Nikki Haley Accuses UN Human Rights Council of Anti-Israel Agenda

The Associated Press
The Associated Press

TEL AVIV – U.S. Ambassador to the UN Nikki Haley slammed the United Nations Human Rights Council as being a “bully pulpit for human rights violators” and said that its controversial Agenda Item 7 is designed to undermine Israel’s existence in an interview with the Heritage Foundation in Washington on Wednesday.

She defended her country’s withdrawal from the council, saying it was the UN’s “greatest failure.”

“More often, the Human Rights Council has provided cover, not condemnation, for the world’s most inhumane regimes. It has been a bully pulpit for human rights violators,” she told the think tank.

During its attempts to reform the council the U.S. tried unsuccessfully get rid of Agenda Item 7, which mandates that alleged Israeli human rights abuses are discussed at each session.

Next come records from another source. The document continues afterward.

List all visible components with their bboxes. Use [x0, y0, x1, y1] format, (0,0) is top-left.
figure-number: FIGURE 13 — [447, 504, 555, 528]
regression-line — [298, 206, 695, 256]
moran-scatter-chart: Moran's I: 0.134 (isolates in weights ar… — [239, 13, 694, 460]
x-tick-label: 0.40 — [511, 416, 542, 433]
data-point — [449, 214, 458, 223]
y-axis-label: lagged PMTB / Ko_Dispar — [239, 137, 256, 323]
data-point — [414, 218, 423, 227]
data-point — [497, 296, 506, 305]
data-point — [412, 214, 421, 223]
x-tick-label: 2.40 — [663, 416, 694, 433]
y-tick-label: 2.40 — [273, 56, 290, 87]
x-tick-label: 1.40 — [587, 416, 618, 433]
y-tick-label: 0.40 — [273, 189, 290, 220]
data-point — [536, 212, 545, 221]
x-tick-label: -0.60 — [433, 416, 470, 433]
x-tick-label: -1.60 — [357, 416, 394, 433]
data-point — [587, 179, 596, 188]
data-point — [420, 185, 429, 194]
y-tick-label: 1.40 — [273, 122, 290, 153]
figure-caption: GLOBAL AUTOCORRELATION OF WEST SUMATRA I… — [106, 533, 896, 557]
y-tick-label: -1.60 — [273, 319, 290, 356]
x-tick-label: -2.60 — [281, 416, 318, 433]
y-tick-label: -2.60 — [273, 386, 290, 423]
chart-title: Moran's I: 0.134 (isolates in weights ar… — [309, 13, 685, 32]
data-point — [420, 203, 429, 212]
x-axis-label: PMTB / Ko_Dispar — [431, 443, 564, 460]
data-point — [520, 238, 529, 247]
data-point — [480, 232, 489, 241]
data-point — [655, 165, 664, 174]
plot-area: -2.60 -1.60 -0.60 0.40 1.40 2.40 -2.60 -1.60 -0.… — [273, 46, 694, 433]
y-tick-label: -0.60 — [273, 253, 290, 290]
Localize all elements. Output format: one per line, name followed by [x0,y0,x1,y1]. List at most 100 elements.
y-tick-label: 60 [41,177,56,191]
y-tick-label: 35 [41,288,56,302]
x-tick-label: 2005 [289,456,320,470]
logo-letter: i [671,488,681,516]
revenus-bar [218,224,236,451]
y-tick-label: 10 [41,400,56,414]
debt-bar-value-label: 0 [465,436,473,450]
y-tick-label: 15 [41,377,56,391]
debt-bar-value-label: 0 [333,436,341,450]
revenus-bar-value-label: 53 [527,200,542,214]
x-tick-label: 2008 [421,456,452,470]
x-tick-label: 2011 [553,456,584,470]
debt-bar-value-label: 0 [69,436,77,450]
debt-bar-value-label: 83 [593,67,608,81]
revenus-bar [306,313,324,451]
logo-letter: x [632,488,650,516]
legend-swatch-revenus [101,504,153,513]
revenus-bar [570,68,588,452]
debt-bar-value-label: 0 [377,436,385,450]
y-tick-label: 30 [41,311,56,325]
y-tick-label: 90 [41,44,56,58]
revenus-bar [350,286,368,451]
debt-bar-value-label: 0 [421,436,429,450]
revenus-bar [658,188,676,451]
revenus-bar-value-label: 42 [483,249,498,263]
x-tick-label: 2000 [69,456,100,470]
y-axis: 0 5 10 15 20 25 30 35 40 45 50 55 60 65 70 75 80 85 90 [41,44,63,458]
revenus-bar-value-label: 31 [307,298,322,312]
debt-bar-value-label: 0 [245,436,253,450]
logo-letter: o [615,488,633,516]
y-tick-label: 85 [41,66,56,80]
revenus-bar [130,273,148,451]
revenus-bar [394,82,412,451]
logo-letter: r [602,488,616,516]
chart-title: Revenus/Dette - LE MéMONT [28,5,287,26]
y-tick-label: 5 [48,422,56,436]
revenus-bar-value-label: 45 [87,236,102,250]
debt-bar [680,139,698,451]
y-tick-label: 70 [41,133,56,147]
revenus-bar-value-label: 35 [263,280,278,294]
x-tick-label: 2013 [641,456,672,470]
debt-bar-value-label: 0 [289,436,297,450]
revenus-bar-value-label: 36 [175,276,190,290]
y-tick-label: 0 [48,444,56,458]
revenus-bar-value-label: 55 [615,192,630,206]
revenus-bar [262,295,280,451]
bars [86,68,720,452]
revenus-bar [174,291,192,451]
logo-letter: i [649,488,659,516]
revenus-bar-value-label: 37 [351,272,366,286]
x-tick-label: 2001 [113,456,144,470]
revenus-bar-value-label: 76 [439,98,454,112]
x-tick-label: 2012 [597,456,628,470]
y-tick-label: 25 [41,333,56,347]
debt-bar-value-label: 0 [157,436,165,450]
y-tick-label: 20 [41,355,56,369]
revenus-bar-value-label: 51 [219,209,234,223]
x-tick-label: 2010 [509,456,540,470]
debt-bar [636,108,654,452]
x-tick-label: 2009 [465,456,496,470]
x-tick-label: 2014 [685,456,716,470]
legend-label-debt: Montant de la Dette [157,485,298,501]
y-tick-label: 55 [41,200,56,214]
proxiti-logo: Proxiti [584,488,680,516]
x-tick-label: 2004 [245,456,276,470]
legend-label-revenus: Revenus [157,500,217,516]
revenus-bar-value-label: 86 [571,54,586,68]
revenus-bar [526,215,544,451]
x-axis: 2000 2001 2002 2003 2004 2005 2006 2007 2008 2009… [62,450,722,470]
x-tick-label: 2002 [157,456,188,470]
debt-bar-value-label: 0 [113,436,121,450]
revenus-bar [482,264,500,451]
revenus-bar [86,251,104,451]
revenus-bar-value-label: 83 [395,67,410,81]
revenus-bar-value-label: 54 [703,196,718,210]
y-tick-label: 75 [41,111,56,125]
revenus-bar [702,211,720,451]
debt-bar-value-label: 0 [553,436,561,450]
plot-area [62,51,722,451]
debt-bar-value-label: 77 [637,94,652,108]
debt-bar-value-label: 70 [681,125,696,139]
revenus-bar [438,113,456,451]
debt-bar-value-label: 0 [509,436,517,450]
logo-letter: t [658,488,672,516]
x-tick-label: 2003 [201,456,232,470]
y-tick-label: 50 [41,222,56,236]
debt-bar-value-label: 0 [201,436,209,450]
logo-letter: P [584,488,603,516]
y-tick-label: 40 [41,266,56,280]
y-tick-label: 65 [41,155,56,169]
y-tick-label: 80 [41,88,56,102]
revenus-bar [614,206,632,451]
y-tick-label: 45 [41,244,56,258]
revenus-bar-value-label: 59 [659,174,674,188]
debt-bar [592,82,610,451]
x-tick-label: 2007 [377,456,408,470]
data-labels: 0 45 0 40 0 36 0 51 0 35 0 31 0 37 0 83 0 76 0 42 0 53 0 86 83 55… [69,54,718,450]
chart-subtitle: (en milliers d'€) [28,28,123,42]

“This is the permanent part of the Human Rights Council agenda that is devoted exclusively to Israel,” Haley told the Heritage Foundation.

“No other country — not Iran, not Syria, not North Korea — has an agenda item devoted solely to it. Agenda Item 7 is not directed at anything Israel does. It is directed at the very existence of Israel. It is a blazing red siren signaling the Human Rights Council’s political corruption and moral bankruptcy,” she said.

Prior to leaving the council, the U.S. engaged in a yearlong diplomatic campaign with more than 125 member states to discuss reforms, Haley said. “In the end, the United States couldn’t convince enough countries to stand up and declare that the Human Rights Council was no longer worthy of its name.”

The “most obvious reason is that authoritarian regimes are happy with the status quo.”

Russia, China, Cuba and Egypt and other countries “benefit from making a mockery of the Human Rights Council. So it’s no surprise that they openly resisted our efforts to reform it,” Haley said.

But she expressed her consternation that other pro-human rights democracies and NGOs also refused to cooperate with the U.S. attempts at reform.

Those NGOs “came out publicly against our reforms telling other countries to vote against us. Groups like Amnesty International and Human Rights Watch sided with Russia and China on a critical human rights issue,” Haley said.

She added, “Change is threatening to them.”

“They have big staffs and lots of relationships with the UN bureaucracy,” Haley said.

Those pro-human rights countries admitted to being “disgusted with countries like Cuba and Venezuela, Saudi Arabia and the Congo serving on the Council, as well as the constant attacks on Israel.”

“But after months of agreeing with us on all of the flaws of the Human Rights Council, they would not take a stand unless it was behind closed doors, and out of public view,” Haley said.

“Our withdrawal from the Human Rights Council does not mean that we give up our fight for reform. On the contrary, any country willing to work with us to reshape the Council need only ask,” she added. “Fixing the institutional flaws of the Human Rights Council was, is and will remain one of the biggest priorities at the UN.”